The authors only discussed those articles that were either published in English or which contained English abstracts. Of three reviews obtained, which were written in alternate languages,58–60
one had an English abstract58
but within this there was no relevant information on technique of ultrasound-guided blockade. One of the reviews may have included some description of technique, which would be of interest,59
although the other60
was written by experts in ultrasound guidance who have published several of the articles, which have been described in this review. Another limitation is the inclusion of only those papers specifically pertaining to the pediatric population. This was partly due to the vast expanse of general review articles of ultrasound in regional anesthesia, but mainly because those general reviews which include a section on pediatrics are often written by those experts who have published the studies, which were included in this review.
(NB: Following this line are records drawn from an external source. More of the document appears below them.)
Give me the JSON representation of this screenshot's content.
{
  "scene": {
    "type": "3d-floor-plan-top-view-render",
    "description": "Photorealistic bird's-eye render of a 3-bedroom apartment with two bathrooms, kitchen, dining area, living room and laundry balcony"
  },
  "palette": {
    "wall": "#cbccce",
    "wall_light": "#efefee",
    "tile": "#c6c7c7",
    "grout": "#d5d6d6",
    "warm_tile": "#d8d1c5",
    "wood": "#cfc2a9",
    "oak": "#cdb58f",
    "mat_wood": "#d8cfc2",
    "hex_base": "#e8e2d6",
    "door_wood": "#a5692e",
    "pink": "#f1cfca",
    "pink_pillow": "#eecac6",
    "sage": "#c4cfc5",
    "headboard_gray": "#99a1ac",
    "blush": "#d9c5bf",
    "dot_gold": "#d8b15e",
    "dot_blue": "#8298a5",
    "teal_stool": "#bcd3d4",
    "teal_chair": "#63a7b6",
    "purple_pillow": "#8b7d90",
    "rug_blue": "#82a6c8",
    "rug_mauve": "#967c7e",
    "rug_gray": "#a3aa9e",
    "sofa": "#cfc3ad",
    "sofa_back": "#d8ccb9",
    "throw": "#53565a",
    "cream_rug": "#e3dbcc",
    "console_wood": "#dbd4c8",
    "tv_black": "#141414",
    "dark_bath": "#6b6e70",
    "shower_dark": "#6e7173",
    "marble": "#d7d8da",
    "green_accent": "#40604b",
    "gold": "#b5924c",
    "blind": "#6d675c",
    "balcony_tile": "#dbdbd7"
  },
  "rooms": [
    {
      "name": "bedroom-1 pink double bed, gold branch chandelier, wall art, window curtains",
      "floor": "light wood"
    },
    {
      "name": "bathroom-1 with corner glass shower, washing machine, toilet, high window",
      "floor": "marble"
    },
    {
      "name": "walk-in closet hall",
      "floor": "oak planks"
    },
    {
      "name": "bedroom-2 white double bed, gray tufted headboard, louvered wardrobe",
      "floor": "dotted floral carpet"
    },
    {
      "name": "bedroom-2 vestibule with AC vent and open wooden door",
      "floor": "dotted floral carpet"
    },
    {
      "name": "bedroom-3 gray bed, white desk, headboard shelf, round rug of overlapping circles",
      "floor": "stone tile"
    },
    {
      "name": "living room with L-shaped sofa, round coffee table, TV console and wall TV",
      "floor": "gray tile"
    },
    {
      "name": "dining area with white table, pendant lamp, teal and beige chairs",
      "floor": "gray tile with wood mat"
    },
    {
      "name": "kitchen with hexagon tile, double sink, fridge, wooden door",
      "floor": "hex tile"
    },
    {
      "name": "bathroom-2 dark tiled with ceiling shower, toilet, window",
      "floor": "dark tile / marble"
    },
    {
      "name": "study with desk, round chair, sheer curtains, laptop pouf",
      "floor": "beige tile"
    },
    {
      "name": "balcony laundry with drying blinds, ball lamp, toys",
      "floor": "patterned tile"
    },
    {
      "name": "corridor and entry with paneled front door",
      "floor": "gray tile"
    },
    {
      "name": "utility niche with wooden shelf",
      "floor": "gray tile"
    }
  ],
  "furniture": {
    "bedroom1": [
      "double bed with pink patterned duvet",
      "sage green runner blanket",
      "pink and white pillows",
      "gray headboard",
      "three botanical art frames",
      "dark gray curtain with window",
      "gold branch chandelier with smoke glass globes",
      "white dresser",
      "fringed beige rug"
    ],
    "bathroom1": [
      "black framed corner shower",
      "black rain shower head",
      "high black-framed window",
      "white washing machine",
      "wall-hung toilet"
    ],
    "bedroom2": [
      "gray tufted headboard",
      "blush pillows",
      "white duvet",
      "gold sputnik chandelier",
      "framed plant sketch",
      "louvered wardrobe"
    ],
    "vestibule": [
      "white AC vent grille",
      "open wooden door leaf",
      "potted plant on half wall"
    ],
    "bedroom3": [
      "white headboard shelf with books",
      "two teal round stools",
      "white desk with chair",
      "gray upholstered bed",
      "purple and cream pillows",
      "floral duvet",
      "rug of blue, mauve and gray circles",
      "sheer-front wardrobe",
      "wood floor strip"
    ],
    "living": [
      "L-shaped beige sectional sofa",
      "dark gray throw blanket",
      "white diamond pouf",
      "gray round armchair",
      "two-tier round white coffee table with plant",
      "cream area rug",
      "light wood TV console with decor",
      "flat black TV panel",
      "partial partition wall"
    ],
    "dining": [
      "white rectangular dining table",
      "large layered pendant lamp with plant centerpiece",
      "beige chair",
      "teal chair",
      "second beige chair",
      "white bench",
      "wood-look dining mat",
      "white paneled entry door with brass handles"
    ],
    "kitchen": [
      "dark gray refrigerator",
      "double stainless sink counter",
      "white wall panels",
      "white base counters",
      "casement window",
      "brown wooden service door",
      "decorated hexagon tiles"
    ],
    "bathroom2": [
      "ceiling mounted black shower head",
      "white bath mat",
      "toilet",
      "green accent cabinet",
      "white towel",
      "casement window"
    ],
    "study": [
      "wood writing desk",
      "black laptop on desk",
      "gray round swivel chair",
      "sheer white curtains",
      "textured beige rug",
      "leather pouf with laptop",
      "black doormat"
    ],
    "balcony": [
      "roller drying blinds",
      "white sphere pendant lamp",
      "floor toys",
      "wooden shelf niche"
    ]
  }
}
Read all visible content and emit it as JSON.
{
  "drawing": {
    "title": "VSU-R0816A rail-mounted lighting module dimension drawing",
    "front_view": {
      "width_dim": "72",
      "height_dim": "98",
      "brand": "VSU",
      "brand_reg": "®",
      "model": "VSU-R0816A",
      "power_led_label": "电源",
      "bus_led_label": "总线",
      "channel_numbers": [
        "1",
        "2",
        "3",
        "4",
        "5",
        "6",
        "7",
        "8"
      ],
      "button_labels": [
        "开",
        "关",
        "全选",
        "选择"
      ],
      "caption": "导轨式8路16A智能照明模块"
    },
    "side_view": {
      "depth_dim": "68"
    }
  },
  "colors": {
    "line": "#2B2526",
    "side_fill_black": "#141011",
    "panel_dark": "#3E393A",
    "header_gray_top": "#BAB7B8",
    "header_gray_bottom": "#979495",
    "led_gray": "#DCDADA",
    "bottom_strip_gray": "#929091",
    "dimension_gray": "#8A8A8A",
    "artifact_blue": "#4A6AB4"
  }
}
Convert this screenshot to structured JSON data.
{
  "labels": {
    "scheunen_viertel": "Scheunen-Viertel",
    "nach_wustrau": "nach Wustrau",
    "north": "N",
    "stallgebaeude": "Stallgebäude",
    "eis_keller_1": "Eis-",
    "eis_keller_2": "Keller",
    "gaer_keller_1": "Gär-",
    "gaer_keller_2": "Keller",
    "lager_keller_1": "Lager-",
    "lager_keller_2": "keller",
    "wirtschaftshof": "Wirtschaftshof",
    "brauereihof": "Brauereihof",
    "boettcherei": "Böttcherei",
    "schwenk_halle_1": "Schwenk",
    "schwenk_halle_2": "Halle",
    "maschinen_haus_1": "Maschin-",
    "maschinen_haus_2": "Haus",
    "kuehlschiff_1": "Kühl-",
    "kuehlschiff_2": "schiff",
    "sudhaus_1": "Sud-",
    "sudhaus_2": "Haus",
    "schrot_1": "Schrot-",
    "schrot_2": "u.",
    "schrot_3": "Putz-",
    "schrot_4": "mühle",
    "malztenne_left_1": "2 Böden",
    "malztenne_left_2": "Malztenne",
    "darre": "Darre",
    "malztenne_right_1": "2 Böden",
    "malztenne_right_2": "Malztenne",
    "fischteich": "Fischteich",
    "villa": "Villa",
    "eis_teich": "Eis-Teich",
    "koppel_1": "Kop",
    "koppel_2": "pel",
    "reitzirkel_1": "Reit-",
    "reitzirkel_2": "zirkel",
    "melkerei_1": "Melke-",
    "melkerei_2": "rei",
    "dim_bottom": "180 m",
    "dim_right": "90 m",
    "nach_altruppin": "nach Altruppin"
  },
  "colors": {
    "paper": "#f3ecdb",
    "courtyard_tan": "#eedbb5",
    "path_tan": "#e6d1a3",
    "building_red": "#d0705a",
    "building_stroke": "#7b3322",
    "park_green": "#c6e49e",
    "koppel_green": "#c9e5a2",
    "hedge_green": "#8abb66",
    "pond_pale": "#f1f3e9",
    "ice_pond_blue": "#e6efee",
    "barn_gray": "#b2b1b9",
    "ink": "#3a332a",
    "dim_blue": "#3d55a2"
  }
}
This review has focused on published descriptions of ultrasound-guidance techniques and study outcomes based on comparisons of ultrasound to conventional nerve localization techniques. There is an increasing amount of literature being published describing ultrasound-guidance techniques for extremity and trunk nerve blocks in children. Although the outcomes documented suggest that there may be benefits, there is insufficient evidence to make such claims based from a few relatively small studies. More studies are needed with particular emphasis on establishing whether superior analgesic efficacy can be achieved with this imaging technology, particularly in relation to specific surgical procedures. However, it is reasonable to postulate that ultrasound, primarily used during the performance of upper extremity and trunk blocks, may reduce complications such as mechanical nerve injury and arterial, pleural, or peritoneal puncture.
The authors thank Jennifer Pillay, B.Sc. (Research Assistant, Department of Anesthesiology and Pain Medicine, University of Alberta, Edmonton, Alberta, Canada), for her contributions, Jenkin Tsui (Medical Illustrator, Department of Anesthesiology and Pain Medicine, University of Alberta) for his line drawings and assistance with the figures, and Sonosite Inc., Bothell, Washington for its generous equipment support.